The nurse is informed while receiving a nursing report that the client has been hypoxic during the evening shift. Which assessment finding is consistent with hypoxia?
a) Confusion
b) Decreased blood pressure
c) Decreased respiratory rate
d) Hyperactivity
a) Confusion
A physician has ordered an arterial blood gas test for a client with a respiratory disorder. What is the most common role of the nurse in performing the arterial blood gas test?
a) Implement measures to prevent complications after arterial puncture.
b) Measure the partial pressure of oxygen dissolved in plasma.
c) Measure the percentage of hemoglobin saturated with oxygen.
d) Perform the arterial puncture to obtain the specimen.
a) Implement measures to prevent complications after arterial puncture.
Which diagnostic procedure measures lung size and airway patency, producing graphic representations of lung volumes and flows?

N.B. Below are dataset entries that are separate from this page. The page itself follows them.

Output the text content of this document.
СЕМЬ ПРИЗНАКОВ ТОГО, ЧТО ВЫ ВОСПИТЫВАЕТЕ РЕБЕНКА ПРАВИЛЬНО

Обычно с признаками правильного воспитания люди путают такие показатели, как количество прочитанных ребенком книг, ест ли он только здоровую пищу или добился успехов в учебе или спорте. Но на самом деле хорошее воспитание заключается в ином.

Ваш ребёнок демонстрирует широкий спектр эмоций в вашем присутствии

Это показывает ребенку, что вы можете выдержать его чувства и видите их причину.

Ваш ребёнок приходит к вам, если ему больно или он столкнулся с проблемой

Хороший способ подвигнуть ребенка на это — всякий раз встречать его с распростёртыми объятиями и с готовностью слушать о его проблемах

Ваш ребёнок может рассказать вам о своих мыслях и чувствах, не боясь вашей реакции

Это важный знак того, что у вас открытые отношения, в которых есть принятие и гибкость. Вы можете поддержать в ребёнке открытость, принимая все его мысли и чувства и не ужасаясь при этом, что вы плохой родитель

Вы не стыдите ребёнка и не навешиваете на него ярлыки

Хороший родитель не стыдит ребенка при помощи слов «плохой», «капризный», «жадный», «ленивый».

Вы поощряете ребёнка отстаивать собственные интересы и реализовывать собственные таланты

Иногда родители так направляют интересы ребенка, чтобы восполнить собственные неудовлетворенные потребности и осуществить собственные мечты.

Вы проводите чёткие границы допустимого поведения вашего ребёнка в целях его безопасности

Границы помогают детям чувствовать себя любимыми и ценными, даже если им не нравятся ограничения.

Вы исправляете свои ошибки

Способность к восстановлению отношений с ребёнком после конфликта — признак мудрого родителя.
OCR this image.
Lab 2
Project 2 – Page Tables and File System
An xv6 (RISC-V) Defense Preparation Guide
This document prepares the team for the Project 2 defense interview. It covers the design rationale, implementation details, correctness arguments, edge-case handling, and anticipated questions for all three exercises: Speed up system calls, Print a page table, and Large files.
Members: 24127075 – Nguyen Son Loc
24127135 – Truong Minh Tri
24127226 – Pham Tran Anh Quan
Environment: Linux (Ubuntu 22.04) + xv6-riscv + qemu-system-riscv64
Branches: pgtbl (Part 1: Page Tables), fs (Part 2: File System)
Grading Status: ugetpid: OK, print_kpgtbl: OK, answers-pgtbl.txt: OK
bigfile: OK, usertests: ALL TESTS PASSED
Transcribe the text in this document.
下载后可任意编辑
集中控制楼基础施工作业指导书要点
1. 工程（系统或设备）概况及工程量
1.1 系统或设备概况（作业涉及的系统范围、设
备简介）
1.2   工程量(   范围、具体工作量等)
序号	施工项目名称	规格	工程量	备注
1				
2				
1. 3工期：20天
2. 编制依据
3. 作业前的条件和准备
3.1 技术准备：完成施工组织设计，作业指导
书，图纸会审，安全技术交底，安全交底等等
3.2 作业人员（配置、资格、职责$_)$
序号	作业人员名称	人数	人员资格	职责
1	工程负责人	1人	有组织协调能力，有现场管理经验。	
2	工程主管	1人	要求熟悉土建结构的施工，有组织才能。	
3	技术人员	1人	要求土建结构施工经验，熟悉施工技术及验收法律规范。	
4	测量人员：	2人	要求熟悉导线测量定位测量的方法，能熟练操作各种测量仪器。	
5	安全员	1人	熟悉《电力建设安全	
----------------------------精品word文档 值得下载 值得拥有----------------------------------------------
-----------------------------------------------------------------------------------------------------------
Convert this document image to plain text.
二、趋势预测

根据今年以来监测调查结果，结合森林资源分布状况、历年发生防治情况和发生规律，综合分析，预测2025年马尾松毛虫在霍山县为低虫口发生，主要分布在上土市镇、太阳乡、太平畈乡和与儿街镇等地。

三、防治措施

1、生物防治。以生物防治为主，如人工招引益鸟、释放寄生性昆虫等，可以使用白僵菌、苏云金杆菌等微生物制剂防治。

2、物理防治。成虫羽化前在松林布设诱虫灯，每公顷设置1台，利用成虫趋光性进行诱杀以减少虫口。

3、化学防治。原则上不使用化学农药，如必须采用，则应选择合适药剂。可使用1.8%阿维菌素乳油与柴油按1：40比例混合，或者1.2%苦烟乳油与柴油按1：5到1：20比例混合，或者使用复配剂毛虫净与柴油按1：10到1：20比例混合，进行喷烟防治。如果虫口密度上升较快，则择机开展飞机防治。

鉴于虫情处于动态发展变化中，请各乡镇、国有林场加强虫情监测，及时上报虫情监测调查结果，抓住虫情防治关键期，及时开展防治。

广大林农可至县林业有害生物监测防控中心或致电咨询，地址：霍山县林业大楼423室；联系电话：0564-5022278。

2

a) Pulmonary function tests
b) Chest x-ray
c) Skin tests
d) Bronchoscopy
a) Pulmonary function tests
The nurse is caring for a client with emphysema. A review of the client’s chart reveals pH 7.36, paO2 73 mm Hg, PaCO2 64 mm Hg, and HCO3 35 mEq/L. The nurse would question which prescription, if prescribed by the health care practitioner?
a) Pulse oximetry
b) 4 L/minute O2 nasal cannula
c) High-Fowler’s position
d) Increase fluid intake to 3 L/day
b) 4 L/minute O2 nasal cannula
The nurse is caring for a client who has a compromised cardiopulmonary system and needs to assess the client’s tissue oxygenation. The nurse would use which appropriate method to assess this client’s oxygenation?
a) Arterial blood gas
b) Hemoglobin levels
c) Hematocrit values
d) Pulmonary function
a) Arterial blood gas
A nurse is delivering 3 L/min oxygen to a patient via nasal cannula. What percentage of delivered oxygen is the patient receiving?
a) 32%
b) 28%
c) 47%
d) 23%
a) 32%
What structural changes to the respiratory system should a nurse observe when caring for older adults?
a) increased use of accessory muscles for breathing
b) respiratory muscles become weaker
c) increased mouth breathing and snoring
d) diminished coughing and gag reflexes
b) respiratory muscles become weaker
A client has been brought in by the rescue squad to the emergency department. The client is having an acute exacerbation of chronic obstructive pulmonary disease (COPD) and is severely short of breath. On arrival, the client is on 15 L/min of oxygen via rebreather mask. Which action by the nurse takes priority?
a. Immediately reduce the oxygen flow to 2 to 4 L/min via nasal cannula.
b. Perform a thorough respiratory assessment and attach pulse oximetry.
c. Call the laboratory to obtain arterial blood gases as soon as possible.
d. Obtain a stat chest x-ray, then slowly wean the client’s oxygen down.
b. Perform a thorough respiratory assessment and attach pulse oximetry.